Last month I entered a grant competition sponsored by the Knight Foundation, called the News Challenge and designed to bring traditional news into the future.

In the middle of my first honeymoon week in Paris, they now tell me my application has advanced to the next stage and gone on the Web along with a bunch of other applications. Great news.

My idea is a map and news hub on local real estate development, easily customizable. It's called CityPipeline and is based on ideas I stole from other people, ideas you too should steal :-)

Checkbox News

From Dave Winer, I stole the idea of Checkbox News (see also).

With Checkbox News, you can instantly and easily customize your view of the news, without creating an account or otherwise leaving the page. The mockup in the image at right tells the story well.

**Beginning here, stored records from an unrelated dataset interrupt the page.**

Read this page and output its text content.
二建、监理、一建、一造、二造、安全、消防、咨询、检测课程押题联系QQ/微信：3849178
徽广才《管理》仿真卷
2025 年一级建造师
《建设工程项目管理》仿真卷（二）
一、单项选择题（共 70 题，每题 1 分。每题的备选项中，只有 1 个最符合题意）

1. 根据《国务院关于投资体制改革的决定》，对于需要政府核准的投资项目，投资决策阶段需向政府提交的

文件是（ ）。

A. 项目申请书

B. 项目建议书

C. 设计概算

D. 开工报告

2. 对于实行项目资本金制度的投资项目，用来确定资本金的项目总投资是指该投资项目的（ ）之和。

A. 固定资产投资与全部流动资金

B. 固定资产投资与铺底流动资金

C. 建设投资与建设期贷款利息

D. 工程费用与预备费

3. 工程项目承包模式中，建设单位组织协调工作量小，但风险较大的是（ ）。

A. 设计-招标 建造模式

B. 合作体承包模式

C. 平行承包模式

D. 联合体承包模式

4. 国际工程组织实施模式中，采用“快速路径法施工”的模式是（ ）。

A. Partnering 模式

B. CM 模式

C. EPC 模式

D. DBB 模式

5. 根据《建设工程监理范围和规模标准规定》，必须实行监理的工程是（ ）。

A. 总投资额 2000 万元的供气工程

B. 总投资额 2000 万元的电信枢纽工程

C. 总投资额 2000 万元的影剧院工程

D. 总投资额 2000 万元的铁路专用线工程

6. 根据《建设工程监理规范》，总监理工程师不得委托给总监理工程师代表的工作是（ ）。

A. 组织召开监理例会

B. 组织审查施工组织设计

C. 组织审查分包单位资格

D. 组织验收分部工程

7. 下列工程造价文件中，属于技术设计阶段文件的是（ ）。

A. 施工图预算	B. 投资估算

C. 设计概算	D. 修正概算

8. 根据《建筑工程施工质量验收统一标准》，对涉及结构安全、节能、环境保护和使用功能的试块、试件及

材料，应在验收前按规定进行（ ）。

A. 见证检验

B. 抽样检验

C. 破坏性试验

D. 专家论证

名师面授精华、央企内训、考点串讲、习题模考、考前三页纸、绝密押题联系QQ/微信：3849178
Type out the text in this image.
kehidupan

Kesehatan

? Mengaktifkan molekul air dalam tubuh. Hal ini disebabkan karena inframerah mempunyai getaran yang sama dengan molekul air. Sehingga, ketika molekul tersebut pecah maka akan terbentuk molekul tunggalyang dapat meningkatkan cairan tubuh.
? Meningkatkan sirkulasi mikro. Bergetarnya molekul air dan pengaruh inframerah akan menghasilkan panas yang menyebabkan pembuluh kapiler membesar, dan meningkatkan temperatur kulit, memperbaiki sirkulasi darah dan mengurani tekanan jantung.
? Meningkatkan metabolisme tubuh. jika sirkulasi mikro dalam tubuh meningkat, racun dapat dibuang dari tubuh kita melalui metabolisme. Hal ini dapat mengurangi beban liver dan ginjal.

I wanted this at CityPipeline. Traditionally, people who care about real estate news get it all bundled together. The newspaper I work for, the SF Business Times, does not let you filter by topic like Checkbox News. So if you only care about hotel and restaurant real estate, or only residential, or only retail, too bad, you get it all. If you only care about news in your neighborhood, too bad, we cover five counties!

For CityPipeline, I made checkboxes that instantly filter the database by type of project (residential, office, hotel, retail, restaurant etc), stage in the pipeline (no problem to only see news on projects under construction or approved by city government), date and, eventually, more. We automatically remember what is checked and unchecked when you come back to the site. You can also center the map on any address and zoom in and out, and we remember that too.

Eventually, I'd like to have RSS feeds and email notifications based on proximity to an address (home or work, usually) and the other filter criteria.

The news is a platform

The bigger idea I stole from Dave was to try and make my news site (someday, if I'm lucky) into a Coral Reef, complete with its own API.

The smart news publisher knows he is not a publisher so much as a platform vendor. On the Web, his readers are his competitors (they publish too!) and his competitors are his sources (thanks to the hyperlink). It's the sort of complicated relationship Microsoft had with other software companies and that Google now has with other Web publishers (including newspapers).

So to win today, the smart news publisher creates a kickass API to all his news. He becomes the most efficient and trustworthy conduit of information.

He lets other people steal his data (which was never really his data in any sense, including legal or ethical or practical) so they will give him their data. They will flood him with their data -- news tips, links, stories -- when they see they can easily get their data our of his site, and when they see that plugging data into his site routes it to the right people, quickly.

This is how news has always worked, since the first days of print and probably before, it's just that now you need to know how to program to make it happen, and news companies just suck at software right now. And as the oldest of old media, they also come from a culture that is too closed and hierarchical.

Even in prototype form as submitted to the Knight Foundation, CityPipeline lets and explicitly encourages anyone basically slurp the entire database as a giant XML file. Since I'm trying to get people to submit real estate data into my site, including links to news and blogs and raw information on real estate developments, I have a selfish reason for doing this. You should too!

In my grant application for CityPipeline, I outline other ways I'd like to make CityPipeline into a platform, including by adding an API (which could be used to add, read, search and list projects and associated news and documents) and by adding RSS feeds (for individual projects, the map as a whole and by category).